JurnalPatroliNews – Jakarta – Menteri Keuangan Purbaya Yudhi Sadewa melakukan kunjungan ke kantor Kementerian Energi dan Sumber Daya Mineral (ESDM) pada Selasa (25/11/2025).
Pertemuan tertutup tersebut membahas secara khusus mengenai subsidi dan kuota LPG menjelang periode Natal 2025 dan Tahun Baru 2026 (Nataru).
Dalam unggahan akun TikTok resminya, @Purbayayudhis, terlihat Purbaya mengikuti rapat bersama Menteri ESDM Bahlil Lahadalia. Hadir pula Kepala BP BUMN Dony Oskaria dan Direktur Utama Pertamina Simon Aloysius.

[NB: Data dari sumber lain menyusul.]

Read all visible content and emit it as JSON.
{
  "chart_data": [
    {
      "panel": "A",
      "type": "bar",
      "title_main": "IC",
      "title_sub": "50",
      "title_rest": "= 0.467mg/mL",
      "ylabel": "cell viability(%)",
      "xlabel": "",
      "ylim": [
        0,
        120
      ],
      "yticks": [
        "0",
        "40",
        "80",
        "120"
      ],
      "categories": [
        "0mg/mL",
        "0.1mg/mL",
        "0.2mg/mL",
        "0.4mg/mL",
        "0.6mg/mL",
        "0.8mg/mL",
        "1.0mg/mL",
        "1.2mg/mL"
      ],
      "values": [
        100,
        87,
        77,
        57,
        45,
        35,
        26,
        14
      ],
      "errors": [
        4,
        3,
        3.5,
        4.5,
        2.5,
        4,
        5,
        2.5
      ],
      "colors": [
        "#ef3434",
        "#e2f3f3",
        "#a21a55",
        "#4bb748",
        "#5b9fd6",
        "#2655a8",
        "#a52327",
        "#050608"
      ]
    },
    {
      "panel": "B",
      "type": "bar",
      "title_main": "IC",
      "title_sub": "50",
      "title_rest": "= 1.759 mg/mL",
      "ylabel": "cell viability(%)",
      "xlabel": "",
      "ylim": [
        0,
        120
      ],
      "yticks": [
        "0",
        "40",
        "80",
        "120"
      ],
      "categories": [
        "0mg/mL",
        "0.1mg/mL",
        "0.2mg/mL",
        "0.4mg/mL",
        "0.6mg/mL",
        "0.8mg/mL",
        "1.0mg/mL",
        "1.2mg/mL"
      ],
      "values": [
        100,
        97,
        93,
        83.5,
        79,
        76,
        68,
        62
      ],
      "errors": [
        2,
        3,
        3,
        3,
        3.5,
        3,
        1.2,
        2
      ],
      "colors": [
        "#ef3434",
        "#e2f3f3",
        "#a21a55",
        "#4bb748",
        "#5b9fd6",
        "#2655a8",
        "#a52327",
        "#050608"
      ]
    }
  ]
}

“Rapatnya tidak lama, sekitar 30 menit. Pembahasannya mengenai subsidi LPG dan kuota subsidi LPG,” ujar Purbaya dalam unggahan tersebut.
Purbaya menegaskan komitmen pemerintah untuk menjaga penyaluran subsidi LPG agar tetap terkontrol dan tepat sasaran. Ia menyebut bahwa setiap rupiah subsidi harus memberikan dampak langsung bagi masyarakat yang paling membutuhkan.
Dalam pernyataan terpisah, Menteri ESDM Bahlil Lahadalia mengungkapkan bahwa pemerintah menyiapkan tambahan kuota LPG guna menjaga ketersediaan pasokan menjelang Nataru. “Kita rapat terkait LPG, subsidi, dan tambahan sedikit kuota supaya menjelang Natal dan Tahun Baru aman,” kata Bahlil.
Juru Bicara Kementerian ESDM, Dwi Anggia, menjelaskan bahwa pembahasan juga menyinggung perkembangan kuota LPG 3 kilogram.
Untuk 2025, kuota ditetapkan sebesar 8,17 juta metrik ton, atau lebih rendah sekitar 0,06 juta metrik ton dari realisasi tahun sebelumnya.
Sementara kebutuhan LPG pada 2025 diproyeksikan mencapai 8,5 juta metrik ton, sehingga terdapat potensi tambahan kebutuhan sekitar 370.000 metrik ton.
Meski demikian, Anggia memastikan tidak ada penambahan alokasi subsidi karena harga LPG saat ini masih berada di bawah indikator APBN. Artinya, tambahan kuota bisa dilakukan tanpa menambah beban subsidi negara.
“Hasil pembahasan ini akan dibawa dalam rapat terbatas bersama presiden, menteri ESDM, dan menteri keuangan,” ujarnya.
Ia menegaskan bahwa pasokan LPG menjelang Nataru berada dalam kondisi aman dan memastikan subsidi tidak akan melebihi batas yang ditetapkan pada APBN 2025. “Fokusnya mengamankan penyaluran sampai akhir tahun dan pasokan untuk Nataru,” tutupnya.